Ce retrait de plainte, considéré par certains comme un aveu, donne davantage de crédibilité à la thèse du journaliste Charles ONANA. On peut donc comprendre l'activité soudaine que le procureur du TPIR déploie à l'encontre de Kigali. Rappelons que le procureur est habilité à dresser une accusation à l'encontre d'un président en exercice. Reste toujours l'enquête sur l'attentat de l'avion présidentiel, menée discrètement par le juge d'instruction français Brugière. Cette enquête révélatrice peut devenir décisive pour l'avenir de la paix dans la Région des Grands Lacs.

Paul Kagame, isolé comme un lépreux, comme un pestiféré, s'adresse en dernier recours à ceux qu'il a humilié au moment ou il croyait qu'il pouvait se le permettre : les ministres belges. Il sait qu'il ne doit pas compter sur beaucoup d'indulgence du chef de la diplomatie belge le ministre Louis Michel. Par contre, le Premier ministre belge, Guy Verhofstadt, lui est redevable. Celui ci a réussi à s'imposer politiquement grâce au rôle douteux qu'il a joué lors de la commission d'enquête sénatoriale sur la mort des dix casques bleus belges au Rwanda.

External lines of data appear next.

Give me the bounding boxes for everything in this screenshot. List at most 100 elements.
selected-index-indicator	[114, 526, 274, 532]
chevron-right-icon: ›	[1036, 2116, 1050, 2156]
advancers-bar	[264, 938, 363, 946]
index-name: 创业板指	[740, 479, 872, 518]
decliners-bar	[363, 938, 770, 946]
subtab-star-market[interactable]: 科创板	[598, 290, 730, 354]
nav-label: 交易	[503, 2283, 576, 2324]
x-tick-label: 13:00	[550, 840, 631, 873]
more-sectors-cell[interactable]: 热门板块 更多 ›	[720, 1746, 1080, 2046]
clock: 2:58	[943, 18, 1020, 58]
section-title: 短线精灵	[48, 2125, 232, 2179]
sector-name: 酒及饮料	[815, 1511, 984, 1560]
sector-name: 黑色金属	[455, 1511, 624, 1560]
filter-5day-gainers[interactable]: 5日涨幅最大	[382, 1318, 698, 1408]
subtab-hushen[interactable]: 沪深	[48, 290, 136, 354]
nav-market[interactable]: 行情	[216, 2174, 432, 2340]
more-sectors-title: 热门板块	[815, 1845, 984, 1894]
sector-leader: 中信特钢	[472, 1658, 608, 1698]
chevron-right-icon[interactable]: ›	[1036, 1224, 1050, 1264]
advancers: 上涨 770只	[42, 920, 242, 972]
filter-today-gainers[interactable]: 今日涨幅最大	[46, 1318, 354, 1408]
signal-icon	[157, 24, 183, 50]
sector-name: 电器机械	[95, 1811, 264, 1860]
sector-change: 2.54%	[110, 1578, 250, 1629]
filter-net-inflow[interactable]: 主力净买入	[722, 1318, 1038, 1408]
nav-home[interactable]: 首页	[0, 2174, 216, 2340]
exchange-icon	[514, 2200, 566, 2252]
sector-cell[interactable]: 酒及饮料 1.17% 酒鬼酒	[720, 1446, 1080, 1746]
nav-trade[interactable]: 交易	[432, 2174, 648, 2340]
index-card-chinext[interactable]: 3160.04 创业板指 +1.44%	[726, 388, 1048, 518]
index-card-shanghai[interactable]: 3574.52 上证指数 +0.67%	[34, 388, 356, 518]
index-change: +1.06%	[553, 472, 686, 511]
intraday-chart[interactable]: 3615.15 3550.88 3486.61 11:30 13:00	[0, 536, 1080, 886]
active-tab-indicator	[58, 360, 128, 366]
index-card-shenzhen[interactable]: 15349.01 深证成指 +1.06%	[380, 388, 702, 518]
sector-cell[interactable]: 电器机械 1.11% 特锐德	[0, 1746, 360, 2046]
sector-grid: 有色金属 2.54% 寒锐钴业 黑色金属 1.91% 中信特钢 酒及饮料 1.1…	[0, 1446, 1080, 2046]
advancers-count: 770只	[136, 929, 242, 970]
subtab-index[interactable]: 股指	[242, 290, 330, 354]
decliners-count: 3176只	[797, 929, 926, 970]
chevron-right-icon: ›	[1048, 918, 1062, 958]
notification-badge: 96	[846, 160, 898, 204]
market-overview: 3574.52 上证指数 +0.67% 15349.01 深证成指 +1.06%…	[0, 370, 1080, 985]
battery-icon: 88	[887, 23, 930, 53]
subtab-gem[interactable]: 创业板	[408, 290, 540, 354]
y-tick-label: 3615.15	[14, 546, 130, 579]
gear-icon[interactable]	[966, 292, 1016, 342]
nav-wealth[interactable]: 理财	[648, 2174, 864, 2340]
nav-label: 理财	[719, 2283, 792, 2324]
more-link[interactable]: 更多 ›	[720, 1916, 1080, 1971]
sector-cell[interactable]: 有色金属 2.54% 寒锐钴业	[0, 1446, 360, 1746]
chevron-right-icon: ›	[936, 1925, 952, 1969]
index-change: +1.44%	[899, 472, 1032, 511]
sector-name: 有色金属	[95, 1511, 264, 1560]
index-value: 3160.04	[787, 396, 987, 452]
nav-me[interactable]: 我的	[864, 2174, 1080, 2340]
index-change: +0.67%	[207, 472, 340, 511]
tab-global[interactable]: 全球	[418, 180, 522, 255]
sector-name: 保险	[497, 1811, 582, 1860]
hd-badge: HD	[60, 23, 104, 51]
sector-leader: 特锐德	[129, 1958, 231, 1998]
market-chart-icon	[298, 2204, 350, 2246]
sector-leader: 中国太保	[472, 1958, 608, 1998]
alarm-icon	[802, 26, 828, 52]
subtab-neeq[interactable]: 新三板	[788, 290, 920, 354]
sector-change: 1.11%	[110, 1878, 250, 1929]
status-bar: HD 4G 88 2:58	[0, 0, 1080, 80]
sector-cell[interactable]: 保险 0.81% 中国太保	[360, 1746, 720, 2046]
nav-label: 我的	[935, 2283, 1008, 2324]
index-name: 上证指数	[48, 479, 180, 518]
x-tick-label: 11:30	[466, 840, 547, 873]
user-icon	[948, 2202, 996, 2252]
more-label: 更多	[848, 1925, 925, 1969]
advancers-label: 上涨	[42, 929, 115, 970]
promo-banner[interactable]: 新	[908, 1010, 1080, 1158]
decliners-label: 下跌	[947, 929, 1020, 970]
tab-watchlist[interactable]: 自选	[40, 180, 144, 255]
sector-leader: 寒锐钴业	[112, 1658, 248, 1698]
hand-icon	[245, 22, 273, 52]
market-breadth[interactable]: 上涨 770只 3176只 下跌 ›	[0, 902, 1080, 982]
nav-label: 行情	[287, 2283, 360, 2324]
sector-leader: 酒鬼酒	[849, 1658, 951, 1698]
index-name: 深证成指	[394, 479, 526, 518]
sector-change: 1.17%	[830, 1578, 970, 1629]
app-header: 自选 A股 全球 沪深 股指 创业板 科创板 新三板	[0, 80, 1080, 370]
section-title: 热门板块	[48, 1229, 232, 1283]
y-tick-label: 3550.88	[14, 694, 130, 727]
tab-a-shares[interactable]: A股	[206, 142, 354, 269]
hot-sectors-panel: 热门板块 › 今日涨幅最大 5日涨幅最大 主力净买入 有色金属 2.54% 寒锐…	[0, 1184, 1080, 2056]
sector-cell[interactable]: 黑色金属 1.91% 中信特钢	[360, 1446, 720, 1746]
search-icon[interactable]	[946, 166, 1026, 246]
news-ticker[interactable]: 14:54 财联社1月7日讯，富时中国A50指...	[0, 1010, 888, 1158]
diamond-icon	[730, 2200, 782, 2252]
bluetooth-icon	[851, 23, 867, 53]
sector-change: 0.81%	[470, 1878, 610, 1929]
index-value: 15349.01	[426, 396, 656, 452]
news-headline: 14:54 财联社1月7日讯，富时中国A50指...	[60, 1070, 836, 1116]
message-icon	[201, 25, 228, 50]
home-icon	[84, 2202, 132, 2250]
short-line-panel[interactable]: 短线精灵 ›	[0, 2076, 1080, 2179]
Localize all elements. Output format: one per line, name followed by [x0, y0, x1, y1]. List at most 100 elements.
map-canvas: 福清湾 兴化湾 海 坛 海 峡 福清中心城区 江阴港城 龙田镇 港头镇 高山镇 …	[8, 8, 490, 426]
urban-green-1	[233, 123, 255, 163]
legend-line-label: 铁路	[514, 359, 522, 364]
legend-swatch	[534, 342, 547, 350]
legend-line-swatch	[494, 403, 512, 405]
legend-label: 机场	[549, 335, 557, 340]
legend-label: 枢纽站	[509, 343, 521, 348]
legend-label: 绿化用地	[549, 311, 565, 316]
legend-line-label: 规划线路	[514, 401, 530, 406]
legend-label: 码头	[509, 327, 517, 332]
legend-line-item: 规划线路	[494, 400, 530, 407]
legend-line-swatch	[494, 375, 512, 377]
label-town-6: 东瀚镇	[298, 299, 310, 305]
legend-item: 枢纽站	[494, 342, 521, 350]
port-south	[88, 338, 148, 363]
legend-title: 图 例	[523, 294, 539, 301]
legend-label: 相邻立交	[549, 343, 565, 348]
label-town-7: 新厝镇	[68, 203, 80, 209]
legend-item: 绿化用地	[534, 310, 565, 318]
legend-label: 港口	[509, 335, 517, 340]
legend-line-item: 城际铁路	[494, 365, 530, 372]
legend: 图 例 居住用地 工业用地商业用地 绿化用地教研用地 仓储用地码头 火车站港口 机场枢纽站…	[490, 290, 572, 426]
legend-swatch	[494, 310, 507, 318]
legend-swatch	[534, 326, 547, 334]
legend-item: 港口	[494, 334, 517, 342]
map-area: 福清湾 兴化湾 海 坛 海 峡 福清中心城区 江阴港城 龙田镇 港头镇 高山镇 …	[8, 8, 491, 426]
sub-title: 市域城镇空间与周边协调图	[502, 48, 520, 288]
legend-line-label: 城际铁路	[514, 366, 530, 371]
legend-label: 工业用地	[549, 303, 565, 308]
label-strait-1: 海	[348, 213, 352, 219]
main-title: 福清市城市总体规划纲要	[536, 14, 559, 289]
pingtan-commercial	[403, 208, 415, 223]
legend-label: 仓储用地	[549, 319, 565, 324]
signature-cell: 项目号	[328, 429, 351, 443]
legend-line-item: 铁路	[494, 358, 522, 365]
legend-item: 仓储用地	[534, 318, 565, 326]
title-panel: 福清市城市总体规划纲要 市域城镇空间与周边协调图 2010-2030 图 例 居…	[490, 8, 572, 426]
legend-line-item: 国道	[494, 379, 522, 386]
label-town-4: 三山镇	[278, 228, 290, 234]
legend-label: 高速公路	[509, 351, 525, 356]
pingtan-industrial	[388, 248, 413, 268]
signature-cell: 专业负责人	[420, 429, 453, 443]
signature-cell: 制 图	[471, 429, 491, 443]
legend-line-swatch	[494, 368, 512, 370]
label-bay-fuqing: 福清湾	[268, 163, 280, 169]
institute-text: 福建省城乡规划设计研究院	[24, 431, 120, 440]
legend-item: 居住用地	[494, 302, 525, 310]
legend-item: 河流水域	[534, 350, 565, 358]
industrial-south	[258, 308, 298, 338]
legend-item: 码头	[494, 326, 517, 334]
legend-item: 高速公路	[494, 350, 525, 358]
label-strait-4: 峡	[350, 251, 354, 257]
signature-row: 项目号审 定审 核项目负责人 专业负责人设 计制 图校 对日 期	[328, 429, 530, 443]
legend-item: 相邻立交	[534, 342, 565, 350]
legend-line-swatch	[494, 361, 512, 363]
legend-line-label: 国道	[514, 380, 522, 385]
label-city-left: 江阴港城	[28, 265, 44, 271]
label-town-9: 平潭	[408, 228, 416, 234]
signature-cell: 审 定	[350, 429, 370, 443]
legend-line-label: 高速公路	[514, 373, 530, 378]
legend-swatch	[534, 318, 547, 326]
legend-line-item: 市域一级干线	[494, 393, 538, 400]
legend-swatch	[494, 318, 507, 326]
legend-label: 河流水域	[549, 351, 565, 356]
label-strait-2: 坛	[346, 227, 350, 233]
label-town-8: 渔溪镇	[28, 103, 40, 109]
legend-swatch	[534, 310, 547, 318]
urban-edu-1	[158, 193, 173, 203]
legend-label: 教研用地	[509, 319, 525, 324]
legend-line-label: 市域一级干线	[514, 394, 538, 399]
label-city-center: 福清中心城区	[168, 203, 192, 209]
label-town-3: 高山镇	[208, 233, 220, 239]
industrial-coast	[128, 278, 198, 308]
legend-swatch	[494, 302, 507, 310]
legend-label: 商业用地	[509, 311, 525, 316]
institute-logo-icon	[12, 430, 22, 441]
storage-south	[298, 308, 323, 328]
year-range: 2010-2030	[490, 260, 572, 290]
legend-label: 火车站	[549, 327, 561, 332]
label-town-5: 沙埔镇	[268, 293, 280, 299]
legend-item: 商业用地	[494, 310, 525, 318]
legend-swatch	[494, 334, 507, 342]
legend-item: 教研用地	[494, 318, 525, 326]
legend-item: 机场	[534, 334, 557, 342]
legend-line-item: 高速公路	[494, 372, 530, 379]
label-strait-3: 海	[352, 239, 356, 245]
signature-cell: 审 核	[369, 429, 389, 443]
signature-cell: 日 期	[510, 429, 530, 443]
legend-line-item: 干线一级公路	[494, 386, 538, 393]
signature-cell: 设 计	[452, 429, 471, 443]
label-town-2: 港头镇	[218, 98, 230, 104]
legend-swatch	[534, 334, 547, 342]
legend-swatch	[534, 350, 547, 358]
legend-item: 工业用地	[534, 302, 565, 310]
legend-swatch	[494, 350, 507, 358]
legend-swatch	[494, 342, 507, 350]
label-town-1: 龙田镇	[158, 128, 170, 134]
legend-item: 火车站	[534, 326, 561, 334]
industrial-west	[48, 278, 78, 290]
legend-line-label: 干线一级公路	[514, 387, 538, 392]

Le nouvel ambassadeur rwandais en Belgique, Mr. Emmanuel Kayitana Imanzi, a présenté ses lettres de créance le 23 octobre2002. Il est trop nouveau en Belgique pour comprendre que le climat préélectoral change complètement les affinités entre politiciens. Verhofstadt est peut-être redevable à Kagame, mais certainement pas suicidaire. Le vent a tourné. Aucun politicien ne risquera sa place pour soutenir un Kagame compromis qui vient mendier. Il est en position de faiblesse; obligé de quémander et de flagorner.